1.Preparation and data cleaning
library(readxl)
library(moments)
WeeklyLab3Data <- read_excel("~/Downloads/WeeklyLab3Data.xlsx")
mydata <- WeeklyLab3Data
str(mydata)
## Classes 'tbl_df', 'tbl' and 'data.frame': 18 obs. of 5 variables:
## $ Time : chr "Afternoon" "Afternoon" "Evening" "Evening" ...
## $ Audience: num 3 1 3 2 2 2 1 1 3 5 ...
## $ Day : num 1 1 1 1 1 1 1 1 1 2 ...
## $ Ad : num 1 2 2 1 2 3 3 1 3 2 ...
## $ Rating : num 9 5 2 8 9 8 7 10 8 9 ...
mydata$Day=replace(mydata$Day,mydata$Day==1,"Day 1")
mydata$Day=replace(mydata$Day,mydata$Day==2,"Day 2")
mydata$Day=factor(mydata$Day,levels=unique(mydata$Day))
levels(mydata$Day)
## [1] "Day 1" "Day 2"
mydata$Ad=replace(mydata$Ad,mydata$Ad==1, "Ad 1")
mydata$Ad=replace(mydata$Ad,mydata$Ad==2, "Ad 2")
mydata$Ad=replace(mydata$Ad,mydata$Ad==3, "Ad 3")
mydata$Ad=factor(mydata$Ad,levels=unique(mydata$Ad))
levels(mydata$Ad)
## [1] "Ad 1" "Ad 2" "Ad 3"
2. Plotting and Analysis - Rating
library(moments)
barplot(mydata$Rating)

plot(density(mydata$Rating))

agostino.test(mydata$Rating)
##
## D'Agostino skewness test
##
## data: mydata$Rating
## skew = -1.0248, z = -2.0462, p-value = 0.04074
## alternative hypothesis: data have a skewness
agostino.test(log(max(mydata$Rating+1)-mydata$Rating))
##
## D'Agostino skewness test
##
## data: log(max(mydata$Rating + 1) - mydata$Rating)
## skew = 0.0052267, z = 0.0113140, p-value = 0.991
## alternative hypothesis: data have a skewness
mydata$Rating2 <- log(11-mydata$Rating)
plot(density(mydata$Rating2))

The data was categoried with Audience, Day, Ad, and Rating of Day 1 and Day 2.
Rating is easiest plotted variable and we can see it has a negative skewness, with the highest 10 and lowest 2. In addition, I used the log of rating for a more significant result in the Agostino test, which the p-value is 0.991. Much better than the original p-value 0.04074.
3. Anova analysis - Ad
anova(lm(mydata$Rating~mydata$Ad))
The F-value is 5.0635, p-value is 0.02088. I can tell that Rating and Ad as two variables has a significant relationship.

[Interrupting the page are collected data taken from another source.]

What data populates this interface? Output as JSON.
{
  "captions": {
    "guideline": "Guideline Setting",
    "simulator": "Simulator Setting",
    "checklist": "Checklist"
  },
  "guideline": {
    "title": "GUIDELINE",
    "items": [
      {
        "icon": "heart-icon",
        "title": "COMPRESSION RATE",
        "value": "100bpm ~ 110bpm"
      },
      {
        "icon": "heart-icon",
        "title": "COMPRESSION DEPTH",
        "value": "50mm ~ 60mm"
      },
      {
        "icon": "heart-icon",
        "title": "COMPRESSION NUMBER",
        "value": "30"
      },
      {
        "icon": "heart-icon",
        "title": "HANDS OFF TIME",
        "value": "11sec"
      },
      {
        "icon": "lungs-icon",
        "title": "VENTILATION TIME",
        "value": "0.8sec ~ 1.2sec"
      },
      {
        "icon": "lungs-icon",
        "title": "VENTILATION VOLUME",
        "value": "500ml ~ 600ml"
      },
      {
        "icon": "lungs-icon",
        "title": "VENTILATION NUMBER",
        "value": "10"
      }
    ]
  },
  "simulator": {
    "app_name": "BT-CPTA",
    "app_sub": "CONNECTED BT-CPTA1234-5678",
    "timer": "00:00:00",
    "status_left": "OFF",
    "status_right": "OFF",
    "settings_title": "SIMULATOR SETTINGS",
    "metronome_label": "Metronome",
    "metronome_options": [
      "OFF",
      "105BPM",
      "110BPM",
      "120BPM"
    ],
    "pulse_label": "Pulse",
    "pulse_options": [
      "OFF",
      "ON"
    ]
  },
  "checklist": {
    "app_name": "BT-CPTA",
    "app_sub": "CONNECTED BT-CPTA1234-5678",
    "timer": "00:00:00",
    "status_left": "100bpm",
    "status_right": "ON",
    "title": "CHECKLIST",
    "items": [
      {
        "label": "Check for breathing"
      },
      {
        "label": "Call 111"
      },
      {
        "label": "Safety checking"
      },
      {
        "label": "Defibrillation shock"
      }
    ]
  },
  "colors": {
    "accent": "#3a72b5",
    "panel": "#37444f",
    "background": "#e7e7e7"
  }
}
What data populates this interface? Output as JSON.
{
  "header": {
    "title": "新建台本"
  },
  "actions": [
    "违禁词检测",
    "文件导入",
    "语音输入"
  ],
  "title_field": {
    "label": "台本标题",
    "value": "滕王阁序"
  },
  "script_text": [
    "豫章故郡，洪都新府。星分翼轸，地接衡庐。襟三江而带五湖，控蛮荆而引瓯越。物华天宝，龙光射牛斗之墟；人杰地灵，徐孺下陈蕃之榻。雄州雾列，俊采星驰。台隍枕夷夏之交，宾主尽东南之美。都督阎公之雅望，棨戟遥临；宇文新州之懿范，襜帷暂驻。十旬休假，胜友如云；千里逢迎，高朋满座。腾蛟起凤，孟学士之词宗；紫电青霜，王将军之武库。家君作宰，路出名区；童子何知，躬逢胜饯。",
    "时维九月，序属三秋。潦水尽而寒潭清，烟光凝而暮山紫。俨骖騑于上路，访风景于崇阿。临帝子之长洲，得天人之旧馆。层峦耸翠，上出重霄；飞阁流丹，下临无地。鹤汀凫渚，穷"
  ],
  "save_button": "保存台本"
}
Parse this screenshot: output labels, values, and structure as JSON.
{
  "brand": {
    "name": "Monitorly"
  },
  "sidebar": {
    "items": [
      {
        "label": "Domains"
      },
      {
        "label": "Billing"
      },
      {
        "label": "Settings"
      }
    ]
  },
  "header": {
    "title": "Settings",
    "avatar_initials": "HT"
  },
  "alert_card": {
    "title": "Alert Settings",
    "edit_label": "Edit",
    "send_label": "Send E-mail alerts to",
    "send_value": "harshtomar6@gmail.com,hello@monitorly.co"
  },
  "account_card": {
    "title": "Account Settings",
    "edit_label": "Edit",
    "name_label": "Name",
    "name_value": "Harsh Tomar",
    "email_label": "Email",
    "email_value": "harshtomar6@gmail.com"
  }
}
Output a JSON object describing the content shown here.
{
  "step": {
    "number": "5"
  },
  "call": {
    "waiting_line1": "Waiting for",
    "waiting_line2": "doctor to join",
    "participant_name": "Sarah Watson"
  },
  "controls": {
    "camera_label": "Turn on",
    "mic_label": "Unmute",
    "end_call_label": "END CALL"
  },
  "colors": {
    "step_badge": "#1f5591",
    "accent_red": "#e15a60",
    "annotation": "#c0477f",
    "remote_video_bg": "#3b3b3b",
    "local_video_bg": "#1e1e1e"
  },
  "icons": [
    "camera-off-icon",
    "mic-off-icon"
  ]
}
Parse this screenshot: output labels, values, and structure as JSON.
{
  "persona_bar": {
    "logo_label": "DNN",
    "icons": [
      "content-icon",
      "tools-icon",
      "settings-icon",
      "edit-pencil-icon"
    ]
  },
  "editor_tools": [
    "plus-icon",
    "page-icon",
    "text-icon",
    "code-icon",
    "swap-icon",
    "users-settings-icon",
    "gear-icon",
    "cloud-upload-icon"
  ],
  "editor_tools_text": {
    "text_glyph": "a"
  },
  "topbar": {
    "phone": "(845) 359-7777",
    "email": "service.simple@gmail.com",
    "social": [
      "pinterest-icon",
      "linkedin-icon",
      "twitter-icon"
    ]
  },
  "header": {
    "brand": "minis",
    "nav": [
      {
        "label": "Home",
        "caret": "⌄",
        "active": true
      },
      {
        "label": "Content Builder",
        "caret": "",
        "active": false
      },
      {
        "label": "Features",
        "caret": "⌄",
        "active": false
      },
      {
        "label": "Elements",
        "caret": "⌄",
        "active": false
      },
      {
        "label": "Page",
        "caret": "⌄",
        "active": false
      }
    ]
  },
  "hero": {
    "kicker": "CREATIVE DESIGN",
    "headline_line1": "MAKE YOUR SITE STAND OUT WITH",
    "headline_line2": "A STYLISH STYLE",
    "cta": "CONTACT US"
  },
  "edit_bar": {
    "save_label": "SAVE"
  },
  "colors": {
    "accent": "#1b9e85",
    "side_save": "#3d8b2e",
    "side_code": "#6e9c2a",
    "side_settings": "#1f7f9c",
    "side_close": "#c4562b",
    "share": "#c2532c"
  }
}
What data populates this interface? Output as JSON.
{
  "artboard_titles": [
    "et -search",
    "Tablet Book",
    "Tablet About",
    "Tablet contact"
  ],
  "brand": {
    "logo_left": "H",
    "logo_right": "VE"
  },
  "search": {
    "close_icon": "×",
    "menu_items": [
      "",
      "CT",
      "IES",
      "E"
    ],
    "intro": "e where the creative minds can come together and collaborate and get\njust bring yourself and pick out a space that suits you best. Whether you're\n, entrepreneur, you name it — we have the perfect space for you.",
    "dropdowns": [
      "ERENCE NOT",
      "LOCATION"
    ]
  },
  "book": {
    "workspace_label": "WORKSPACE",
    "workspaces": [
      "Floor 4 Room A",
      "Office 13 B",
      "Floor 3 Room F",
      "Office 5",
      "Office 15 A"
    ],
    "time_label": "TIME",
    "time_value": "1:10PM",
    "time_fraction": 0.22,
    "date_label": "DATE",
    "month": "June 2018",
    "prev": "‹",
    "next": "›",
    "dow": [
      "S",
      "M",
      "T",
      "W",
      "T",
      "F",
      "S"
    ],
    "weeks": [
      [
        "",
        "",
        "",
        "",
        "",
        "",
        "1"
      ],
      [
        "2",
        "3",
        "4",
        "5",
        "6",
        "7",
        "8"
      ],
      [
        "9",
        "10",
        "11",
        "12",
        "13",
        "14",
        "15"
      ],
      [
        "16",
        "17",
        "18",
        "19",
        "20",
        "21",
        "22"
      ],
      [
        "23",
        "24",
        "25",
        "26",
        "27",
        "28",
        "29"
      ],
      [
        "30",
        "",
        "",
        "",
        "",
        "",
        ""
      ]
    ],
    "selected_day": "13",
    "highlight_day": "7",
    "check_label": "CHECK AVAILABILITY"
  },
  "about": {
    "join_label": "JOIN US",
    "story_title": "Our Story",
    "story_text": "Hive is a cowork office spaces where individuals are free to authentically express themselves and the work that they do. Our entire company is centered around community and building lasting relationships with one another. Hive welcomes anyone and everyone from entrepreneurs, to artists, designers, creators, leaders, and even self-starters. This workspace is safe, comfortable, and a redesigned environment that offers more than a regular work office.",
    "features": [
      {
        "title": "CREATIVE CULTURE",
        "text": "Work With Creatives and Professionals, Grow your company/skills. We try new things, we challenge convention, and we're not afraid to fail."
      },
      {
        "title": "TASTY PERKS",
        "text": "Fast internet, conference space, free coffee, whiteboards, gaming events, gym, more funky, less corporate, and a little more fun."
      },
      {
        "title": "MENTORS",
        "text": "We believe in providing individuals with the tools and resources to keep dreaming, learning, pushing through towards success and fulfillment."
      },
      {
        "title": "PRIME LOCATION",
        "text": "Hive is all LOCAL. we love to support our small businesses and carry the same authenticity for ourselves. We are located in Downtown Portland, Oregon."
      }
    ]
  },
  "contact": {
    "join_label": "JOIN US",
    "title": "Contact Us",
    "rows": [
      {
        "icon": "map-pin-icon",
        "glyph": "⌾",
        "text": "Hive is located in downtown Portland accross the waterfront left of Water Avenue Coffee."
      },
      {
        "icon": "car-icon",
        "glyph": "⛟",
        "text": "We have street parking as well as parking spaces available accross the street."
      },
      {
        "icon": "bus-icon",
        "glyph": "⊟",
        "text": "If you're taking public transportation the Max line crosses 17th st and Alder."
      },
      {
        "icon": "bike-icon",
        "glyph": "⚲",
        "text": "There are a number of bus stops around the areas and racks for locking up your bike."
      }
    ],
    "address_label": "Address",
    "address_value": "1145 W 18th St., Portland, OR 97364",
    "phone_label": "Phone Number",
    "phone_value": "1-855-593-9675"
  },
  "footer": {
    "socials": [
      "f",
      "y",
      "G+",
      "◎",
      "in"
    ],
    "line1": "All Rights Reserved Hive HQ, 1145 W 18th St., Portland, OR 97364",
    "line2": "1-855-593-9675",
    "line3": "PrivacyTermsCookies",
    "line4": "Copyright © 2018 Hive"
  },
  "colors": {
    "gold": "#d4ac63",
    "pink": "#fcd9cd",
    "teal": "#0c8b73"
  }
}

However, I am going to test seperately which ad is better.
model <- aov(Rating2~Day+Day/Audience+Time+Ad, data=mydata)
summary(model)
## Df Sum Sq Mean Sq F value Pr(>F)
## Day 1 0.029 0.0289 0.188 0.67359
## Time 2 3.430 1.7150 11.169 0.00283 **
## Ad 2 3.118 1.5592 10.154 0.00391 **
## Day:Audience 2 0.114 0.0568 0.370 0.69994
## Residuals 10 1.535 0.1535
## ---
## Signif. codes: 0 '***' 0.001 '**' 0.01 '*' 0.05 '.' 0.1 ' ' 1
TukeyHSD(model,"Ad")
## Warning in replications(paste("~", xx), data = mf): non-factors ignored:
## Day, Audience
## Tukey multiple comparisons of means
## 95% family-wise confidence level
##
## Fit: aov(formula = Rating2 ~ Day + Day/Audience + Time + Ad, data = mydata)
##
## $Ad
## diff lwr upr p adj
## Ad 2-Ad 1 1.0195360 0.3993559 1.6397160 0.0029463
## Ad 3-Ad 1 0.5121156 -0.1080645 1.1322956 0.1080397
## Ad 3-Ad 2 -0.5074204 -1.1276005 0.1127596 0.1116348
From the result of Tukey test, Ad 2-1 the lwr is 0.3993, Ad 3-1 the lwr is -0.1080. Ad 3-2 the lwr is -1.1276. So we can generally conclude that the effect is Ad 2 > Ad 1 > Ad 3.